I have been following your site for a while and am super excited about how well the chore chart is helping around my place; it has made a huge difference! Anyway, I have an odd question, I have an older car that was in storage for about three years, and in that time the upholstery got moldy and had to be replaced. But in the mean time, I have the same seat belts, but they are spotted with mold, which is not pleasant. I was wondering whether you have any insight on ridding the seatbelts from mold spots, or whether you think replacing the belts is a better option. Naturally, if I can clean them, that would be the best option!
Spotted in Spofford
Mold and mildew spores love damp, still places, like the crevice where the belt retracts. While it would seem to make sense to reach for chlorine bleach to clean up the mold, don’t.

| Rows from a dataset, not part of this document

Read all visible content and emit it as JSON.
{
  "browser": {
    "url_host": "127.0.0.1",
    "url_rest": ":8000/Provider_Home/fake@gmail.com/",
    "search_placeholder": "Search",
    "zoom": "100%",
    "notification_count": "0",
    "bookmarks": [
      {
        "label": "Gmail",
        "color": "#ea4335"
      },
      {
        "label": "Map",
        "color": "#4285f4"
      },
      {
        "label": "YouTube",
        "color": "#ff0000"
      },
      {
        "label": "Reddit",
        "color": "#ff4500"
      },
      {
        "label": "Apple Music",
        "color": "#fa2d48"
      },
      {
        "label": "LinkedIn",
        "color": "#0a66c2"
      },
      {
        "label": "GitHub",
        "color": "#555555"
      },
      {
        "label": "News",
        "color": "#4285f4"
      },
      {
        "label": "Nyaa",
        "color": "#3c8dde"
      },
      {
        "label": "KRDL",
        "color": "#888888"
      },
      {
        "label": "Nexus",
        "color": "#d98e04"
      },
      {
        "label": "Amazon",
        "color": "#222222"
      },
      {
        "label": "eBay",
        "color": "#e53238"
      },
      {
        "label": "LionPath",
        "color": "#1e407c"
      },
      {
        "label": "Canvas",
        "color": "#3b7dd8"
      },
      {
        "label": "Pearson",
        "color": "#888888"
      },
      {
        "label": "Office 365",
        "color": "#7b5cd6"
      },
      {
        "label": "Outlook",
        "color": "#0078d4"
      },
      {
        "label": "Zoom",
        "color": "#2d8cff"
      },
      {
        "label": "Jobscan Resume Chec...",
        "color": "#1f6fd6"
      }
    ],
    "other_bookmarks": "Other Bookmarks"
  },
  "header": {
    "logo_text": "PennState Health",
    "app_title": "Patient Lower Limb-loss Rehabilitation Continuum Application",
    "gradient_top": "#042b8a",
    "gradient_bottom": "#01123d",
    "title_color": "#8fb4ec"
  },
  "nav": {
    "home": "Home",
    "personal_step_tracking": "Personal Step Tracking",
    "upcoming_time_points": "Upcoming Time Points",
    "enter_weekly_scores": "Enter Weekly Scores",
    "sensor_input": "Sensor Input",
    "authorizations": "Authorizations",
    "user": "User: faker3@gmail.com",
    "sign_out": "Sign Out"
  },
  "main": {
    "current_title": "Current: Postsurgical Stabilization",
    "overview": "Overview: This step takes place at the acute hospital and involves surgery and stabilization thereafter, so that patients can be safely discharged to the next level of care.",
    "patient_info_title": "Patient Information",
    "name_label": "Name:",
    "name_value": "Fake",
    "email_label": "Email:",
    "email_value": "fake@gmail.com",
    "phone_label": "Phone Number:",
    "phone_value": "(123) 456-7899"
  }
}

Chlorine bleach would kill the mildew, but it wouldn’t prevent regrowth, and more importantly, it could damage the fabric.
Seat belts have a critical role in automobile safety, namely keeping you safely in your seat should you get into a car accident. Car manufacturers are not going to recommend anything that could ever possibly put them at risk.
Do not use any unknown chemical compound on your seat belts. Do not use strong concentrations of chlorine bleach, acidic cleaners, or leave your seat belts in direct sunlight for extended periods of time.
Consult your owner’s manual or ask your manufacturer to ensure the suggestions here are in line with your vehicle’s safety regulations.
You’ll thank me if you get yourself a couple of clamps to prevent the seat belts from retracting during the cleaning process. You’ll also want to allow the seat belts to thoroughly dry before allowing them to retract. You don’t want to accidentally provide any stubborn spores with a damp, cozy spot to start all over.
Extend the seat belt fully and attach the clamp as close to the base as possible to prevent it from retracting.
Use a mild detergent, like Dawn, just make sure it’s not the kind with added bleach, mix it with warm water, and scrub gently with soft bristled brush –think of the kind of scrub brush used for babies’ heads when they have cradle cap.
Next remove the soapy water from the seat belt by blotting it with a damp rag.
Finally, when the seat belt is no longer soaking wet, spray it with a mold preventative like Concrobium. Allow the material to dry fully, remove the clamp, and return to your normal routine.